Освѣщая свѣтомъ своего ровнаго и мягкаго таланта всѣ уголки русской жизни, Чеховъ не скрывалъ своего несочувствія къ русской косности, лѣни, пьянству, пассивности, дряблости. Муромцевъ точно также не полагался на россійское «авось», не ждалъ, что перемѣны и улучшенія придутъ сами собою, но активно подготовлялъ проникновеніе во всѣ отрасли жизни и быта началъ права и законности. Съ своей стороны и Корниловъ пассивно не склонилъ головы передъ шкваломъ развала и распада, подставляя грудь противъ его стихійныхъ дуновеній. Одухотворенное созиданіе художественныхъ цѣнностей Чеховымъ, упорная борьба за право Муромцева, рыцарская защита Корниловымъ русской государственной чести — были руководимы тѣми же идеалами свободы, труда и порядка. Въ сумерки 90-хъ годовъ Чеховъ дарилъ насъ художественными картинами россійскаго томленія по сдвигу, по перемѣнамъ; въ бурную эпоху 1904—1905—1906 гг. Муромцевъ выковывалъ основныя сваи правового строя и народовластія; 1917—1918 г. г. Корниловъ фактически защищалъ русскую революцію отъ посягательствъ со стороны враговъ свободы и порядка. Въ этой исторической послѣдовательности заключается нѣчто символическое, въ этой единой цѣпи развитія русской гражданственности — отъ Чехова къ Корнилову черезъ Муромцева — отдѣльными звеньями являются упорный трудъ, упорная борьба за торжество трудового принципа, упорное стремленіе къ личному самосовершенствованію всѣхъ русскихъ гражданъ — подъ стягомъ нравственно-духовнаго прогресса, трудовой демократіи и гражданскихъ свободъ.
Но Чехова, Муромцева и Корнилова нѣтъ среди насъ, они преждевременно умерли, оставивъ Россію осиротѣвшей. Но дѣло ихъ не забыто, завѣты ихъ живы, наказъ оставленъ ими опредѣленный. Въ этихъ завѣтахъ и наказѣ нѣтъ ничего расплывчатаго, все конкретно и ясно. Намѣчена цѣль, вѣхи, пути, способы достиженія цѣли. Все это — и въ этомъ заключается сила — не проникнуто исключительно специфически-интеллигентскими воззрѣніями, но близко по духу широкимъ массамъ населенія. Справедливость требуетъ, чтобы многомилліонная крестьянская демократія могла свободно жить и развиваться, пользуясь знаніями преданной ей интеллигенціи. Въ этой коопераціи силъ крестьянства и интеллигенціи, деревни и города — единственное спасеніе Россіи. Изъ этого сотрудничества рукъ и мозга національнаго тѣла Россіи получится здоровая, крѣпкая государственность и гражданственность. Народное представительство, трудовая мораль и гражданскія свободы будутъ ея естественнымъ фундаментомъ.

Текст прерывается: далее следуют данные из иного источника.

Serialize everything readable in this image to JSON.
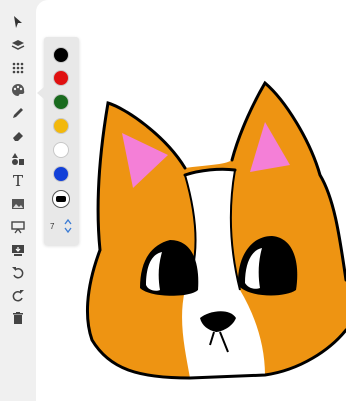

... Народъ, выдвинувшій изъ своихъ рядовъ Чехова, Муромцева и Корнилова, народъ, числящій въ своихъ рядахъ многочисленныхъ поклонниковъ, учениковъ, сторонниковъ и послѣдователей Чехова, Муромцева и Корнилова — не можетъ не имѣть будущаго, богатаго творческими возможностями. Оба вида самодержавія глушили молодые побѣги, созидательныя и творческія силы русскаго народа были долгіе годы скованы опекой стараго режима, ихъ развитіе искажено навьими чарами большевизма. Пора раскрѣпощенія будетъ и порою интенсивнаго развитія культуры, общественности и государственности.